Rosalynn Carter, former First Lady of the United States in 1977. By White House official photo, Public Domain,

Rosalynn Carter, who worked as a close political and policy adviser to her husband, President Jimmy Carter, the creator of the modern Office of the First Lady and a champion for better treatment of the mentally ill during her years in the White House and afterward, died Today at her home in Plains, Ga. her birthplace as well, at age 96.

The Carter Center in Atlanta announced her death. She had been suffering from dementia and this month entered hospice care.





Eleanor Rosalynn Carter (/ˈrzəlɪn/ ROH-zə-linborn Smith ; August 18, 1927 – November 19, 2023) was an American writer and activist who served as the first lady of the United States from 1977 to 1981 as the wife of President Jimmy Carter. She was a leading advocate for numerous causes, including mental health.

Carter was born and raised in Plains, Georgia, graduated as salutatorian of Plains High School, and soon after attended Georgia Southwestern College, and graduated in 1946. She first became attracted to her husband after seeing a picture of him in his Annapolis uniform, and they married in 1946. Carter helped her husband win the governorship of Georgia in 1970, and decided to focus her attention in the field of mental health when she was that state’s first lady. She campaigned for her husband during his successful bid to become President of the United States in the 1976 election, defeating incumbent Republican President Gerald Ford.

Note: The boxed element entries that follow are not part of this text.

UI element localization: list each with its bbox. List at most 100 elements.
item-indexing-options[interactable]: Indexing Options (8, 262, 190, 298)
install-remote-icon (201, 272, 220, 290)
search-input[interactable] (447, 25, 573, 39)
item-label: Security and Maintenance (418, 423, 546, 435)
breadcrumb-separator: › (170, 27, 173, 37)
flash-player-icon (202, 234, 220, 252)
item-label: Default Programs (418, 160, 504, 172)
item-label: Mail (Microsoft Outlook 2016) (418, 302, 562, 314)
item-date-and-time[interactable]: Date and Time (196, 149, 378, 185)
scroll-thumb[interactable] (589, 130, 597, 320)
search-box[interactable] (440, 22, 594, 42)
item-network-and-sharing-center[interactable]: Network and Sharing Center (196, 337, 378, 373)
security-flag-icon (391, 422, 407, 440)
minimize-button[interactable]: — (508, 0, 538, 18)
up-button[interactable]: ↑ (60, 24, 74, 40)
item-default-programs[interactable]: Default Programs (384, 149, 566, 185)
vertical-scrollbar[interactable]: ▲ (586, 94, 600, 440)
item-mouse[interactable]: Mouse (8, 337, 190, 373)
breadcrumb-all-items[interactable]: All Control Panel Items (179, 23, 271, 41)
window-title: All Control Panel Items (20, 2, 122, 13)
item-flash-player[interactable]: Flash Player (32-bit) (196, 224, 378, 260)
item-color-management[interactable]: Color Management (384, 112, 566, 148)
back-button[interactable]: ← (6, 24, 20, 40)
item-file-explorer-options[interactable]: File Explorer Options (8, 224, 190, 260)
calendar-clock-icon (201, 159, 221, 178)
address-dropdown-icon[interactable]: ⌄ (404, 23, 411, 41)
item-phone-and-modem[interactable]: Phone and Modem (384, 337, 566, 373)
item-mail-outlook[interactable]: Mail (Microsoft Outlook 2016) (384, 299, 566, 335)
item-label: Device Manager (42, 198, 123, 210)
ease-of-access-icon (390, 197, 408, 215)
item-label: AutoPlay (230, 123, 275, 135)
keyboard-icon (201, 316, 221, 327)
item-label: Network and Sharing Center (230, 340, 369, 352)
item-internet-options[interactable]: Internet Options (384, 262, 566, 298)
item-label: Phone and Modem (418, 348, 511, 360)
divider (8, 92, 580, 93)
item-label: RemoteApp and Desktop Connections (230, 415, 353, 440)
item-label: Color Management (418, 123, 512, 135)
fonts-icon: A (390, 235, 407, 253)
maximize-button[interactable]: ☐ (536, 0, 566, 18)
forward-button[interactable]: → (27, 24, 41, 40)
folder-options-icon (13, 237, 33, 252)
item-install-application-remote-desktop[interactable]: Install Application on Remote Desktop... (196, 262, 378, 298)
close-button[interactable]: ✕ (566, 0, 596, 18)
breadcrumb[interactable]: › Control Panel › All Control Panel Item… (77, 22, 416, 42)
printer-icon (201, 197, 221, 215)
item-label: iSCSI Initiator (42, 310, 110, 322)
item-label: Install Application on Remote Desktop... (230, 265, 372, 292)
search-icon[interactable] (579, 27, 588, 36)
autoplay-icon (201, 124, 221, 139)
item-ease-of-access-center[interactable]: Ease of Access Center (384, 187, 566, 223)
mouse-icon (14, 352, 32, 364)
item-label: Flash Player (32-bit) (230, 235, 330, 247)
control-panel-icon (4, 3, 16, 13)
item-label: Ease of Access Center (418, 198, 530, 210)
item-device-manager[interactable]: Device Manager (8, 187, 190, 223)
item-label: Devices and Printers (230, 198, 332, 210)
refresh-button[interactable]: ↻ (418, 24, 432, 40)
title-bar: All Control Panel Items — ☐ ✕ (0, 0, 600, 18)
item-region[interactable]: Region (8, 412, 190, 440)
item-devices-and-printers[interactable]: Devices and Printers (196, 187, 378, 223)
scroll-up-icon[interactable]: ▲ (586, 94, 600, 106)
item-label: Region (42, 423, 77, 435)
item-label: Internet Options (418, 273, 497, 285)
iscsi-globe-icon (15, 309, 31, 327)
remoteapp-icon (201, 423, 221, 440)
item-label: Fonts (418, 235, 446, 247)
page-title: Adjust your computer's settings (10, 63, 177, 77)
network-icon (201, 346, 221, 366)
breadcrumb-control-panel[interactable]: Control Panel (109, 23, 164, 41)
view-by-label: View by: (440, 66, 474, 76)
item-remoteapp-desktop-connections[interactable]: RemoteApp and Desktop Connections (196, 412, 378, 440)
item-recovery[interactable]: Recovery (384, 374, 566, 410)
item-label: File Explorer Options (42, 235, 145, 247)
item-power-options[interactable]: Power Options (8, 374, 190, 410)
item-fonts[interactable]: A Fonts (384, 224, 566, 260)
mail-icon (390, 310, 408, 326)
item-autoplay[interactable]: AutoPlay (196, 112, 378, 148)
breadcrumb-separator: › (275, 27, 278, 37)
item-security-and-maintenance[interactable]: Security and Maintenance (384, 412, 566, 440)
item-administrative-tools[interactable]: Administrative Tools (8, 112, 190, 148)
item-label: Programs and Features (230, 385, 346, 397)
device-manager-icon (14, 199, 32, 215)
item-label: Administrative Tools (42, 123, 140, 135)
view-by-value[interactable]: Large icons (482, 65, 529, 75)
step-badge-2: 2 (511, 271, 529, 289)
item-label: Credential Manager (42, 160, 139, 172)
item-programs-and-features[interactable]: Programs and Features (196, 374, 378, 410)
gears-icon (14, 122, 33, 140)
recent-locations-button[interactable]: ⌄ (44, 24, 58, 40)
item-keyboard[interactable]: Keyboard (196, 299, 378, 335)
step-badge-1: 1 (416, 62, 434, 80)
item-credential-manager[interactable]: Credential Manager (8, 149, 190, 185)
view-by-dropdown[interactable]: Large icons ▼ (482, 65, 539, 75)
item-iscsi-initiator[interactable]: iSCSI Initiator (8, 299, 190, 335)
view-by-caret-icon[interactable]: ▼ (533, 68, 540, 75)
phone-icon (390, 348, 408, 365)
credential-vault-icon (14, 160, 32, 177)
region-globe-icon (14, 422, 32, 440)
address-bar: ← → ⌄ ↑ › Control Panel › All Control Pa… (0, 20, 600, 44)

Carter was politically active during her husband’s presidency, though declared that she had no intention of being a traditional first lady. During her husband’s administration, Carter supported her husband’s public policies as well as his social and personal life. In order to remain fully informed, she sat in on Cabinet meetings at the invitation of the President. Carter also represented her husband in meetings with domestic and foreign leaders, including as an envoy to Latin America in 1977. He found her to be an equal partner. She campaigned for his re-election bid in the 1980 election, which he lost to Republican Ronald Reagan.

After leaving the White House in 1981, Carter continued to advocate for mental health and other causes, and wrote several books. She and her husband contributed to the expansion of the nonprofit housing organization Habitat for Humanity. Carter was the second-longest-lived first lady after Bess Truman, and was the longest-married first lady. She and her husband received the Presidential Medal of Freedom in 1999. She died on November 19, 2023.